Mitt Romney: the stealth Republican candidate with stealth Republican policies. Just look at the last “foreign policy” ?debate?, Mitt Romney went into full stealth-mode, parroting President Obama’s foreign policy positions. If Romney is elected president in 10 days, the fuse will be lit but it’ll take until next year for America (and probably Iran) to get hit with Romney’s and Ryan’s stealth Republican policies. Mitt Romney reminds me of another stealth Republican candidate, George W. Bush, and we all know how the next eight devastating years went. Nope, I’m voting for President Obama again, warts and all.
You and bgrothus @19 make good points about Occupy, and there is a lot to think about.
Pecking order people cannot stand (with) equal people people.
Book Salon up with Andy Greenberg’s This Machine Kills Secrets: How Wikileakers, Hacktivists, and Cipherpunks Are Freeing the World’s Information hosted by Kevin Gosztola
occupied? our governing structure is “occupied”. Today it was reported that several thousand greek politicians were on a list with overseas accounts which would lead one to believe that they were bought out by money printing bankster thieves. http://www.ifamericansknew.org
Awesome.
I just like to say that America is NOT the greatest country on earth!

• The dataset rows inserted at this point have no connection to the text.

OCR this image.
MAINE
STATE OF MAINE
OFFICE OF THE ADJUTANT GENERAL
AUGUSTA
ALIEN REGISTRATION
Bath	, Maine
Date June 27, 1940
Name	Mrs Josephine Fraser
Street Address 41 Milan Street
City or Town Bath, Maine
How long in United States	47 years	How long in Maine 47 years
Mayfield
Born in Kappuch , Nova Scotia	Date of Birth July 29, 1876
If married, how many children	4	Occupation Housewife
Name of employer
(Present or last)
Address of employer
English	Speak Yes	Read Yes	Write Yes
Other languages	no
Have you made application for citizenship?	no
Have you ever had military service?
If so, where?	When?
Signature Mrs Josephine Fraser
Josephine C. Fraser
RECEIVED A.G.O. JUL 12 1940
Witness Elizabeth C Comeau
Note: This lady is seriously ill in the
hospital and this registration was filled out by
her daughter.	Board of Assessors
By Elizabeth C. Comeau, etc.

Yes, there are great positive things we can point to, but lets not forget all the negatives……
Killed off the Native American population.
Enslaved Black Americans to this day. Slavery by the masters, by Jim Crow, by education and incarceration.
Created concentration camps for Japanese Americans.
Created a kill everyone concept since the Second World War.
Destroyed the environment to have more Kinkos, McDonalds, Walmart, etc. every eight blocks.
And now for 52 years killing the prospects of a middle class and a thriving democracy!
That might just be the best support for third parties I have seen.
Obama and Romney are both funded by the rich – owners of corporations, including banks and internationals. He who funds you, owns you.
Oddly, I sometimes wonder if I voted for McCain, would he have rebelled against his party and passed campaign reform using the real power of the Presidency.
If he had, our elections would no longer be controilled by the rich, and they would not TOTALLY own the two nopminees for the highest office of the current plutocracy.
TheOracle nailed it. The repub party has sold its soul, if it ever had one, to elect the rombot, whom the right wingers dislike for his less than fascist positions, but are willing to tolerate for the win.
While the House of Reps under the repubs are totally out of touch with the country (i.e., anti-women, anti-middle class, pro-1%, hot for bombing Iran with Bebe), this time around, having been previously burned by the bushies (e.g., raising the debt limit multiple times, passing prescription drugs, etc.), the right wing nuttery will murder moderate Mitt and we’ll only see the right-wing-Mitt in any rombot administration.
I’m voting for Obama for many reasons, including the US Supreme Court: two new justices likely will be seated in the next four years and the country likely would not survive two new scary Scalia monsters following the folly of Citizens United, citing slavery cases in arguments, etc.
Thanks, Masaccio. Your posts are always so informative, intelligent and enlightening. And thought provoking.